The boxplot visually reinforces the ANOVA results by illustrating substantial differences in age-adjusted death rates across causes of death. Heart disease and cancer exhibit noticeably higher median death rates compared to other causes, while kidney disease, influenza and pneumonia, and suicide show considerably lower median rates. The separation between group medians is large relative to the within-group variability, which aligns with the extremely large F-statistic observed in the ANOVA. This visualization supports the conclusion that age-adjusted death rates are not equal across causes of death.

Continuous Variable

Variable Linearity

data |>
  ggplot(aes(x = Year, y = Age.adjusted.Death.Rate)) +
  geom_point(alpha = 0.3) +
  geom_smooth(method = "lm", se = FALSE, color = "red") +
  labs(
    title = "Age-Adjusted Death Rate Over Time",
    x = "Year",
    y = "Age-Adjusted Death Rate (per 100,000)"
  ) +
  theme_minimal()
## `geom_smooth()` using formula = 'y ~ x'

Linear Regression Model

# LR Model
lm_model <- lm(Age.adjusted.Death.Rate ~ Year, data = data)
# Summary of results
summary(lm_model)
## 
## Call:
## lm(formula = Age.adjusted.Death.Rate ~ Year, data = data)
## 
## Residuals:
##     Min      1Q  Median      3Q     Max 
## -136.08 -107.08  -90.12   29.85  921.32 
## 
## Coefficients:
##              Estimate Std. Error t value Pr(>|t|)    
## (Intercept) 3246.7742   847.2705   3.832 0.000128 ***
## Year          -1.5534     0.4218  -3.683 0.000232 ***
## ---
## Signif. codes:  0 '***' 0.001 '**' 0.01 '*' 0.05 '.' 0.1 ' ' 1
## 
## Residual standard error: 222.1 on 10294 degrees of freedom
## Multiple R-squared:  0.001316,   Adjusted R-squared:  0.001219 
## F-statistic: 13.56 on 1 and 10294 DF,  p-value: 0.0002321

Linear Regression Summary Analysis

The linear regression results indicate a statistically significant relationship between year and age-adjusted death rate, F(1,10294) = 13.56 and p = 0.000232. The slope coefficient of −1.5534 suggests that, on average, the age-adjusted death rate decreases by approximately 1.55 deaths per 100,000 people each year.

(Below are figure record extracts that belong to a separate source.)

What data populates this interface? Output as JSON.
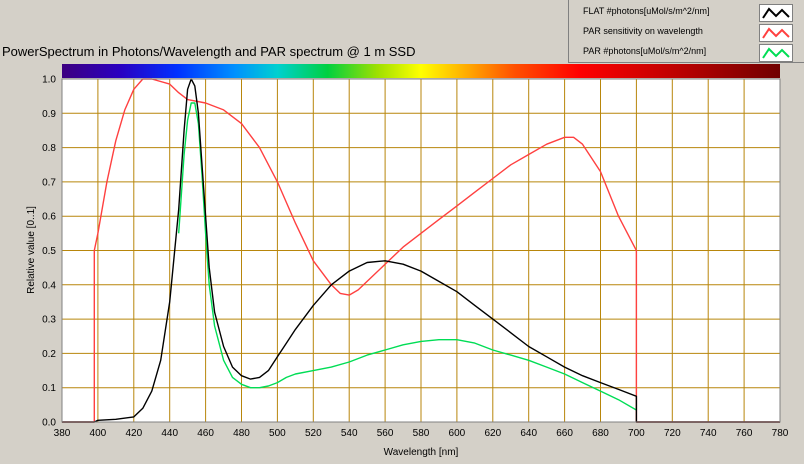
{
  "title": "PowerSpectrum in Photons/Wavelength and PAR spectrum @ 1 m SSD",
  "legend": [
    {
      "label": "FLAT #photons[uMol/s/m^2/nm]",
      "color": "#000000"
    },
    {
      "label": "PAR sensitivity on wavelength",
      "color": "#ff4040"
    },
    {
      "label": "PAR #photons[uMol/s/m^2/nm]",
      "color": "#00dd55"
    }
  ],
  "colors": {
    "plot_bg": "#ffffff",
    "grid": "#b8860b",
    "panel": "#d4d0c8"
  },
  "chart_data": {
    "type": "line",
    "xlabel": "Wavelength [nm]",
    "ylabel": "Relative value [0..1]",
    "xlim": [
      380,
      780
    ],
    "ylim": [
      0,
      1.0
    ],
    "xticks": [
      380,
      400,
      420,
      440,
      460,
      480,
      500,
      520,
      540,
      560,
      580,
      600,
      620,
      640,
      660,
      680,
      700,
      720,
      740,
      760,
      780
    ],
    "yticks": [
      0.0,
      0.1,
      0.2,
      0.3,
      0.4,
      0.5,
      0.6,
      0.7,
      0.8,
      0.9,
      1.0
    ],
    "grid": true,
    "legend_position": "top-right",
    "spectrum_bar": true,
    "series": [
      {
        "name": "FLAT #photons[uMol/s/m^2/nm]",
        "color": "#000000",
        "x": [
          380,
          398,
          400,
          410,
          420,
          425,
          430,
          435,
          440,
          445,
          448,
          450,
          452,
          454,
          456,
          458,
          460,
          462,
          465,
          470,
          475,
          480,
          485,
          490,
          495,
          500,
          505,
          510,
          520,
          530,
          540,
          550,
          560,
          570,
          580,
          590,
          600,
          610,
          620,
          630,
          640,
          650,
          660,
          670,
          680,
          690,
          700,
          700.01,
          780
        ],
        "y": [
          0,
          0,
          0.005,
          0.008,
          0.015,
          0.04,
          0.09,
          0.18,
          0.35,
          0.62,
          0.85,
          0.97,
          1.0,
          0.98,
          0.9,
          0.75,
          0.6,
          0.45,
          0.32,
          0.22,
          0.16,
          0.135,
          0.125,
          0.13,
          0.15,
          0.19,
          0.23,
          0.27,
          0.34,
          0.4,
          0.44,
          0.465,
          0.47,
          0.46,
          0.44,
          0.41,
          0.38,
          0.34,
          0.3,
          0.26,
          0.22,
          0.19,
          0.16,
          0.135,
          0.115,
          0.095,
          0.075,
          0,
          0
        ]
      },
      {
        "name": "PAR sensitivity on wavelength",
        "color": "#ff4040",
        "x": [
          380,
          398,
          398,
          400,
          405,
          410,
          415,
          420,
          425,
          430,
          440,
          445,
          450,
          460,
          470,
          480,
          490,
          500,
          510,
          520,
          530,
          535,
          540,
          545,
          550,
          560,
          570,
          580,
          590,
          600,
          610,
          620,
          630,
          640,
          650,
          660,
          665,
          670,
          680,
          690,
          700,
          700.01,
          780
        ],
        "y": [
          0,
          0,
          0.5,
          0.55,
          0.7,
          0.82,
          0.91,
          0.97,
          1.0,
          1.0,
          0.985,
          0.96,
          0.94,
          0.93,
          0.91,
          0.87,
          0.8,
          0.7,
          0.58,
          0.47,
          0.4,
          0.375,
          0.37,
          0.385,
          0.41,
          0.46,
          0.51,
          0.55,
          0.59,
          0.63,
          0.67,
          0.71,
          0.75,
          0.78,
          0.81,
          0.83,
          0.83,
          0.81,
          0.73,
          0.6,
          0.5,
          0,
          0
        ]
      },
      {
        "name": "PAR #photons[uMol/s/m^2/nm]",
        "color": "#00dd55",
        "x": [
          445,
          448,
          450,
          452,
          454,
          456,
          458,
          460,
          462,
          465,
          470,
          475,
          480,
          485,
          490,
          495,
          500,
          505,
          510,
          520,
          530,
          540,
          550,
          560,
          570,
          580,
          590,
          600,
          610,
          620,
          630,
          640,
          650,
          660,
          670,
          680,
          690,
          700
        ],
        "y": [
          0.55,
          0.78,
          0.88,
          0.93,
          0.93,
          0.87,
          0.72,
          0.55,
          0.4,
          0.28,
          0.18,
          0.13,
          0.11,
          0.1,
          0.1,
          0.105,
          0.115,
          0.13,
          0.14,
          0.15,
          0.16,
          0.175,
          0.195,
          0.21,
          0.225,
          0.235,
          0.24,
          0.24,
          0.23,
          0.21,
          0.195,
          0.18,
          0.16,
          0.14,
          0.115,
          0.09,
          0.065,
          0.035
        ]
      }
    ]
  }
}
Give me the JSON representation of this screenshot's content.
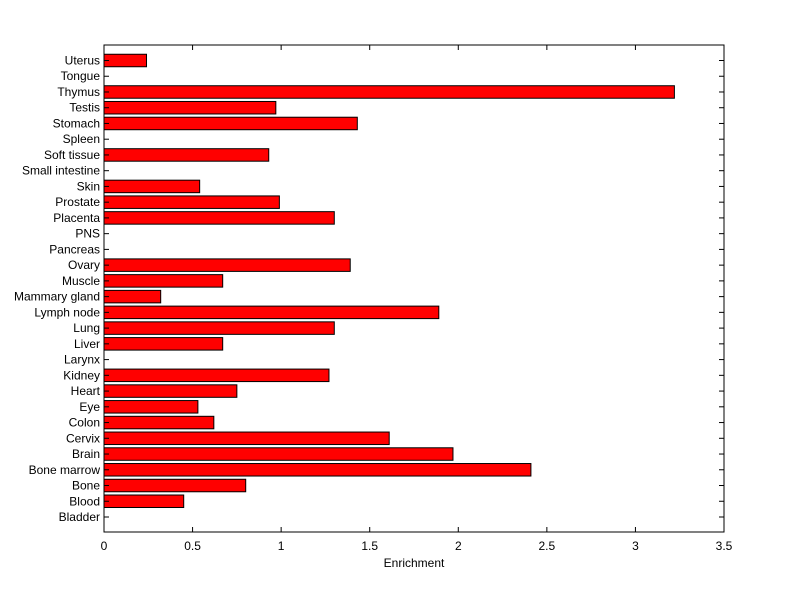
{
  "chart_data": {
    "type": "bar",
    "orientation": "horizontal",
    "xlabel": "Enrichment",
    "ylabel": "",
    "xlim": [
      0,
      3.5
    ],
    "xticks": [
      "0",
      "0.5",
      "1",
      "1.5",
      "2",
      "2.5",
      "3",
      "3.5"
    ],
    "grid": false,
    "bar_color": "#ff0000",
    "edge_color": "#000000",
    "categories": [
      "Uterus",
      "Tongue",
      "Thymus",
      "Testis",
      "Stomach",
      "Spleen",
      "Soft tissue",
      "Small intestine",
      "Skin",
      "Prostate",
      "Placenta",
      "PNS",
      "Pancreas",
      "Ovary",
      "Muscle",
      "Mammary gland",
      "Lymph node",
      "Lung",
      "Liver",
      "Larynx",
      "Kidney",
      "Heart",
      "Eye",
      "Colon",
      "Cervix",
      "Brain",
      "Bone marrow",
      "Bone",
      "Blood",
      "Bladder"
    ],
    "values": [
      0.24,
      0,
      3.22,
      0.97,
      1.43,
      0,
      0.93,
      0,
      0.54,
      0.99,
      1.3,
      0,
      0,
      1.39,
      0.67,
      0.32,
      1.89,
      1.3,
      0.67,
      0,
      1.27,
      0.75,
      0.53,
      0.62,
      1.61,
      1.97,
      2.41,
      0.8,
      0.45,
      0
    ]
  }
}
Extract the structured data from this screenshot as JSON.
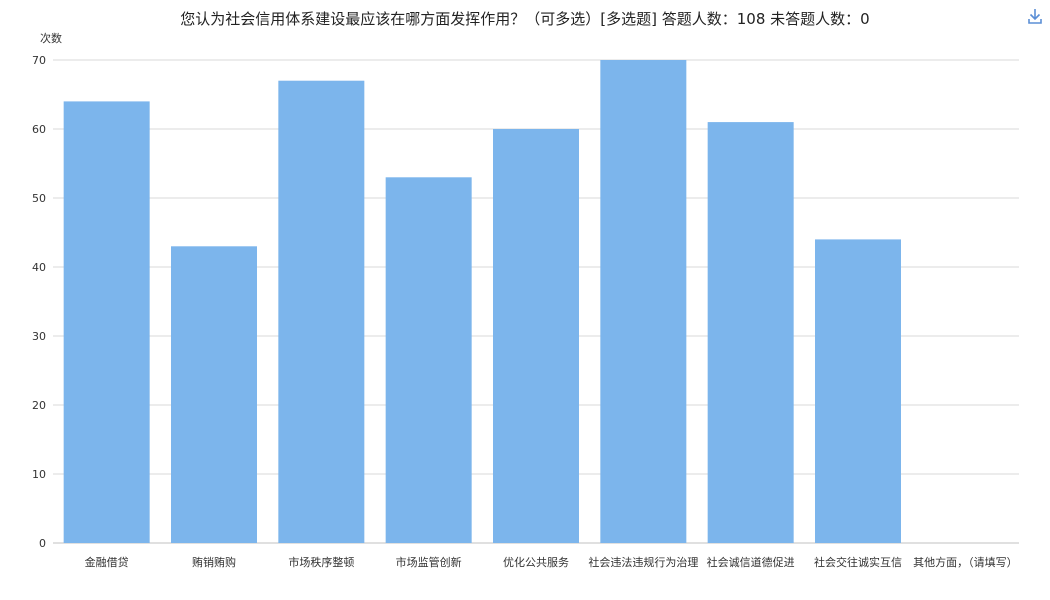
{
  "chart_data": {
    "type": "bar",
    "title": "您认为社会信用体系建设最应该在哪方面发挥作用？（可多选）[多选题]  答题人数：108  未答题人数：0",
    "ylabel": "次数",
    "xlabel": "",
    "categories": [
      "金融借贷",
      "贿销贿购",
      "市场秩序整顿",
      "市场监管创新",
      "优化公共服务",
      "社会违法违规行为治理",
      "社会诚信道德促进",
      "社会交往诚实互信",
      "其他方面，（请填写）"
    ],
    "values": [
      64,
      43,
      67,
      53,
      60,
      70,
      61,
      44,
      0
    ],
    "ylim": [
      0,
      70
    ],
    "yticks": [
      0,
      10,
      20,
      30,
      40,
      50,
      60,
      70
    ],
    "grid": true,
    "colors": {
      "bar": "#7cb5ec",
      "grid": "#d8d8d8",
      "axis": "#c0c0c0"
    }
  },
  "toolbar": {
    "download_icon": "download-icon"
  }
}
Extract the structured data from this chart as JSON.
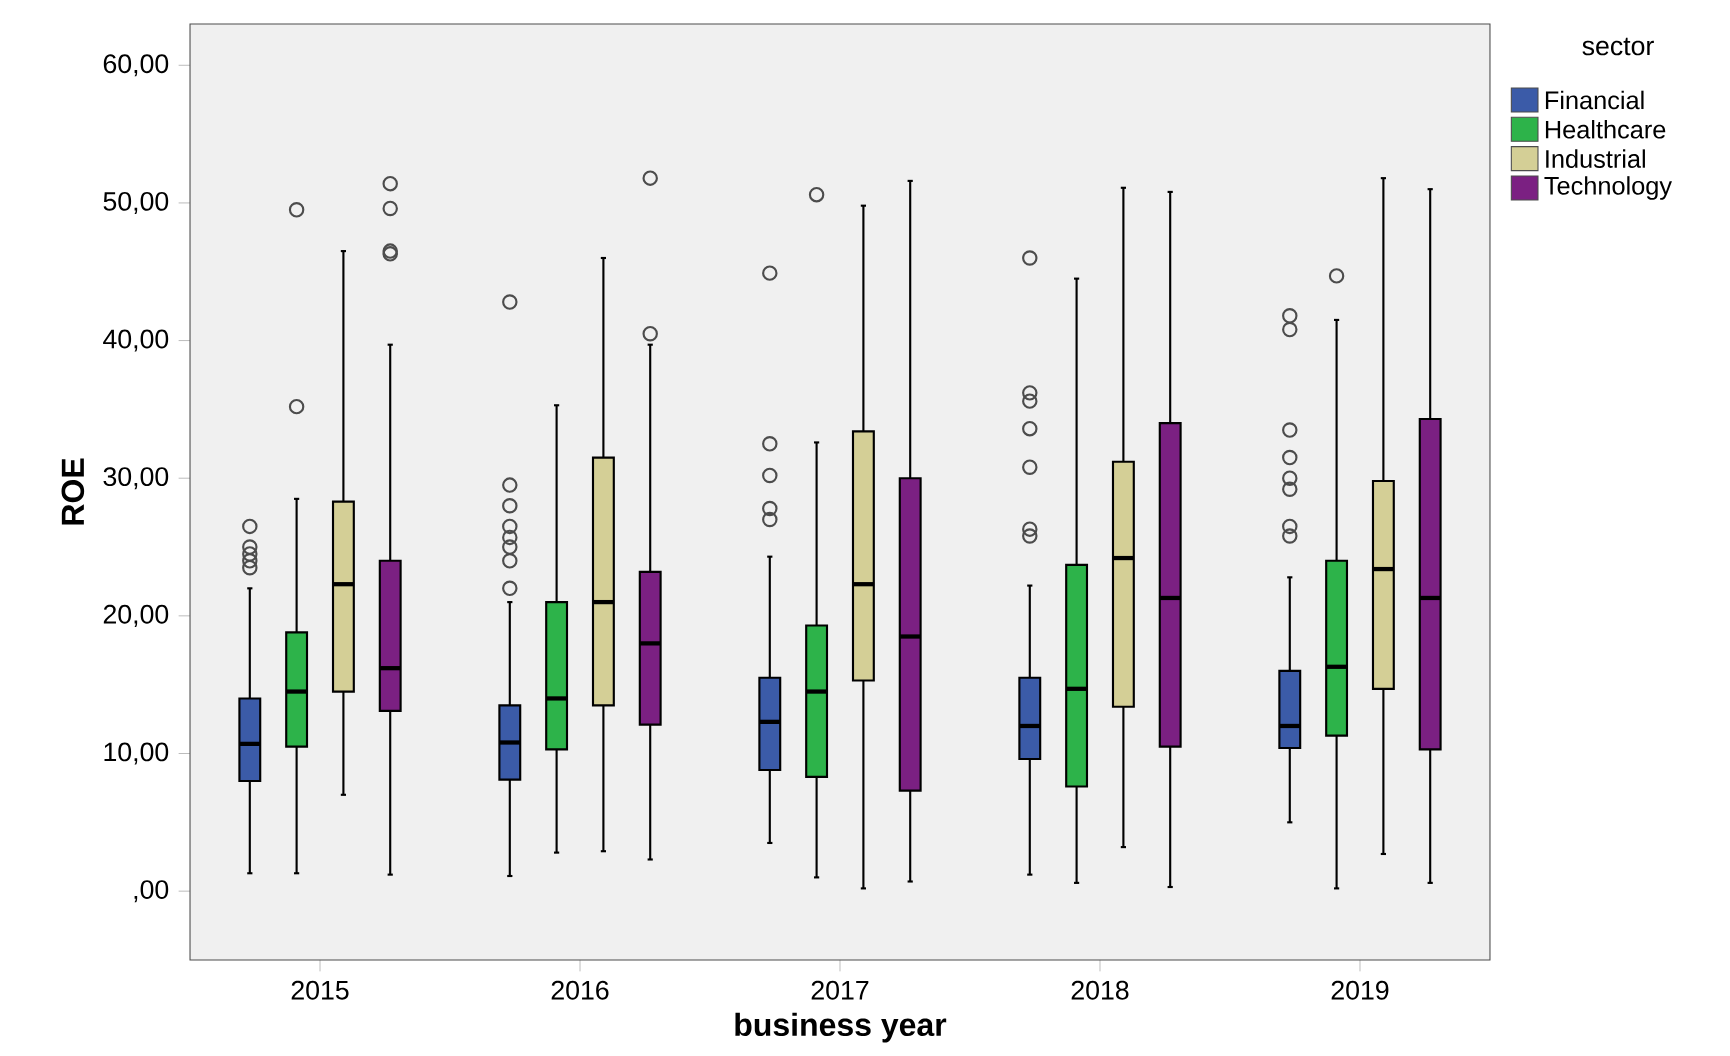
{
  "chart_data": {
    "type": "box",
    "xlabel": "business year",
    "ylabel": "ROE",
    "legend_title": "sector",
    "legend": "top right",
    "categories": [
      "2015",
      "2016",
      "2017",
      "2018",
      "2019"
    ],
    "ylim": [
      -5,
      63
    ],
    "yticks": [
      {
        "value": 0,
        "label": ",00"
      },
      {
        "value": 10,
        "label": "10,00"
      },
      {
        "value": 20,
        "label": "20,00"
      },
      {
        "value": 30,
        "label": "30,00"
      },
      {
        "value": 40,
        "label": "40,00"
      },
      {
        "value": 50,
        "label": "50,00"
      },
      {
        "value": 60,
        "label": "60,00"
      }
    ],
    "series": [
      {
        "name": "Financial",
        "color": "#3b5ba8",
        "boxes": [
          {
            "low": 1.3,
            "q1": 8,
            "median": 10.7,
            "q3": 14,
            "high": 22,
            "outliers": [
              23.5,
              24,
              24.5,
              25,
              26.5
            ]
          },
          {
            "low": 1.1,
            "q1": 8.1,
            "median": 10.8,
            "q3": 13.5,
            "high": 21,
            "outliers": [
              22,
              24,
              25,
              25.7,
              26.5,
              28,
              29.5,
              42.8
            ]
          },
          {
            "low": 3.5,
            "q1": 8.8,
            "median": 12.3,
            "q3": 15.5,
            "high": 24.3,
            "outliers": [
              27,
              27.8,
              30.2,
              32.5,
              44.9
            ]
          },
          {
            "low": 1.2,
            "q1": 9.6,
            "median": 12,
            "q3": 15.5,
            "high": 22.2,
            "outliers": [
              25.8,
              26.3,
              30.8,
              33.6,
              35.6,
              36.2,
              46
            ]
          },
          {
            "low": 5,
            "q1": 10.4,
            "median": 12,
            "q3": 16,
            "high": 22.8,
            "outliers": [
              25.8,
              26.5,
              29.2,
              30,
              31.5,
              33.5,
              40.8,
              41.8
            ]
          }
        ]
      },
      {
        "name": "Healthcare",
        "color": "#2db34a",
        "boxes": [
          {
            "low": 1.3,
            "q1": 10.5,
            "median": 14.5,
            "q3": 18.8,
            "high": 28.5,
            "outliers": [
              35.2,
              49.5
            ]
          },
          {
            "low": 2.8,
            "q1": 10.3,
            "median": 14,
            "q3": 21,
            "high": 35.3
          },
          {
            "low": 1,
            "q1": 8.3,
            "median": 14.5,
            "q3": 19.3,
            "high": 32.6,
            "outliers": [
              50.6
            ]
          },
          {
            "low": 0.6,
            "q1": 7.6,
            "median": 14.7,
            "q3": 23.7,
            "high": 44.5
          },
          {
            "low": 0.2,
            "q1": 11.3,
            "median": 16.3,
            "q3": 24,
            "high": 41.5,
            "outliers": [
              44.7
            ]
          }
        ]
      },
      {
        "name": "Industrial",
        "color": "#d4cf96",
        "boxes": [
          {
            "low": 7,
            "q1": 14.5,
            "median": 22.3,
            "q3": 28.3,
            "high": 46.5
          },
          {
            "low": 2.9,
            "q1": 13.5,
            "median": 21,
            "q3": 31.5,
            "high": 46
          },
          {
            "low": 0.2,
            "q1": 15.3,
            "median": 22.3,
            "q3": 33.4,
            "high": 49.8
          },
          {
            "low": 3.2,
            "q1": 13.4,
            "median": 24.2,
            "q3": 31.2,
            "high": 51.1
          },
          {
            "low": 2.7,
            "q1": 14.7,
            "median": 23.4,
            "q3": 29.8,
            "high": 51.8
          }
        ]
      },
      {
        "name": "Technology",
        "color": "#7b2082",
        "boxes": [
          {
            "low": 1.2,
            "q1": 13.1,
            "median": 16.2,
            "q3": 24,
            "high": 39.7,
            "outliers": [
              46.3,
              46.5,
              49.6,
              51.4
            ]
          },
          {
            "low": 2.3,
            "q1": 12.1,
            "median": 18,
            "q3": 23.2,
            "high": 39.7,
            "outliers": [
              40.5,
              51.8
            ]
          },
          {
            "low": 0.7,
            "q1": 7.3,
            "median": 18.5,
            "q3": 30,
            "high": 51.6
          },
          {
            "low": 0.3,
            "q1": 10.5,
            "median": 21.3,
            "q3": 34,
            "high": 50.8
          },
          {
            "low": 0.6,
            "q1": 10.3,
            "median": 21.3,
            "q3": 34.3,
            "high": 51
          }
        ]
      }
    ]
  }
}
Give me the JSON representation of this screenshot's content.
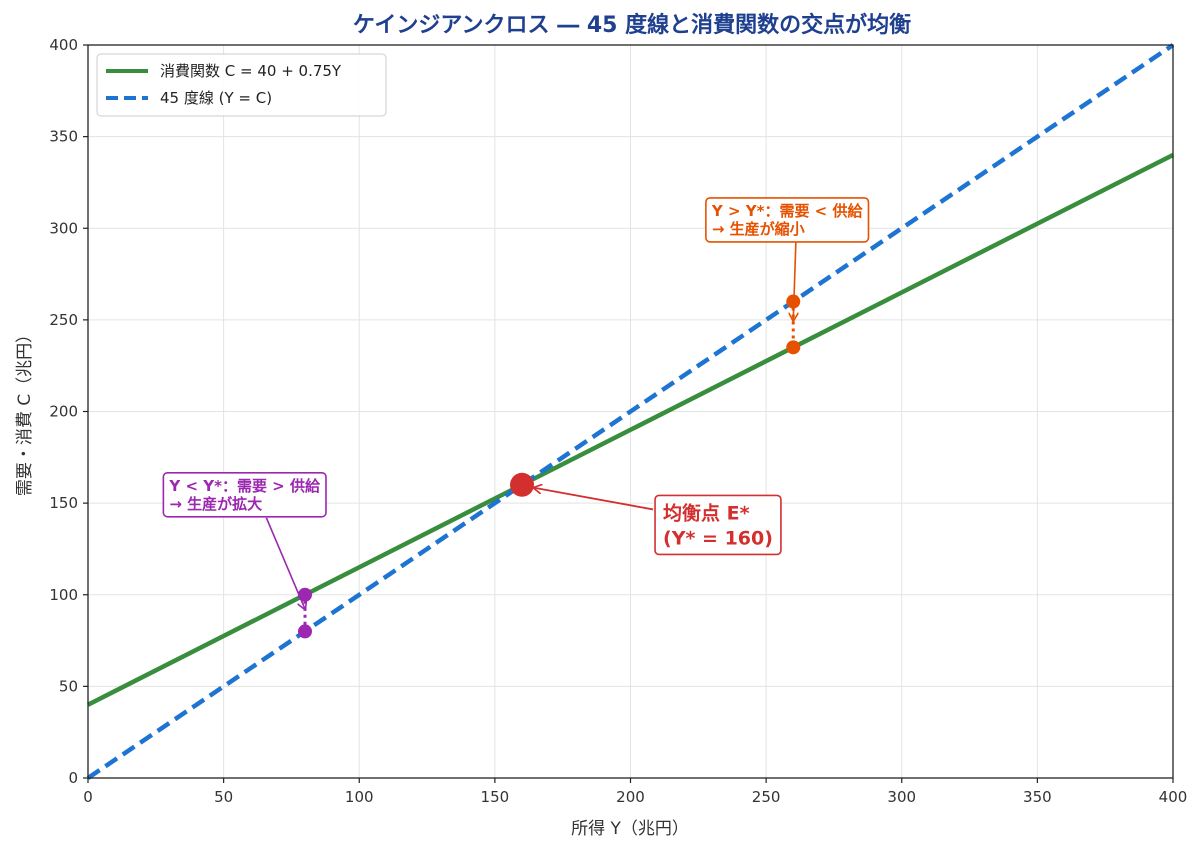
{
  "chart_data": {
    "type": "line",
    "title": "ケインジアンクロス ― 45 度線と消費関数の交点が均衡",
    "xlabel": "所得 Y（兆円）",
    "ylabel": "需要・消費 C（兆円）",
    "xlim": [
      0,
      400
    ],
    "ylim": [
      0,
      400
    ],
    "xticks": [
      "0",
      "50",
      "100",
      "150",
      "200",
      "250",
      "300",
      "350",
      "400"
    ],
    "yticks": [
      "0",
      "50",
      "100",
      "150",
      "200",
      "250",
      "300",
      "350",
      "400"
    ],
    "grid": true,
    "legend_position": "top-left",
    "colors": {
      "title": "#1f3f8f",
      "consumption": "#388e3c",
      "line45": "#1e74d2",
      "equilibrium": "#d32f2f",
      "left_gap": "#9c27b0",
      "right_gap": "#e65100"
    },
    "series": [
      {
        "name": "消費関数 C = 40 + 0.75Y",
        "style": "solid",
        "x": [
          0,
          400
        ],
        "y": [
          40,
          340
        ]
      },
      {
        "name": "45 度線 (Y = C)",
        "style": "dashed",
        "x": [
          0,
          400
        ],
        "y": [
          0,
          400
        ]
      }
    ],
    "equilibrium": {
      "x": 160,
      "y": 160,
      "label_line1": "均衡点 E*",
      "label_line2": "(Y* = 160)",
      "label_x": 212,
      "label_y": 128
    },
    "gaps": [
      {
        "id": "left",
        "x": 80,
        "y_high": 100,
        "y_low": 80,
        "label_line1": "Y < Y*：需要 > 供給",
        "label_line2": "→ 生産が拡大",
        "label_x": 30,
        "label_y": 148
      },
      {
        "id": "right",
        "x": 260,
        "y_high": 260,
        "y_low": 235,
        "label_line1": "Y > Y*：需要 < 供給",
        "label_line2": "→ 生産が縮小",
        "label_x": 230,
        "label_y": 298
      }
    ]
  }
}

However, the model explains only a very small proportion of the variability in death rates, with R2 = 0.001316. This indicates that while there is evidence of a slight downward trend over time, year alone is not a strong predictor of age-adjusted death rate. Although there is a statistically significant downward trend over time, the very small R2 suggests that year alone is not a strong predictor of death rates.

Therefore, policy decisions or public health planning should consider additional factors beyond time, such as cause of death, geographic differences, or demographic characteristics.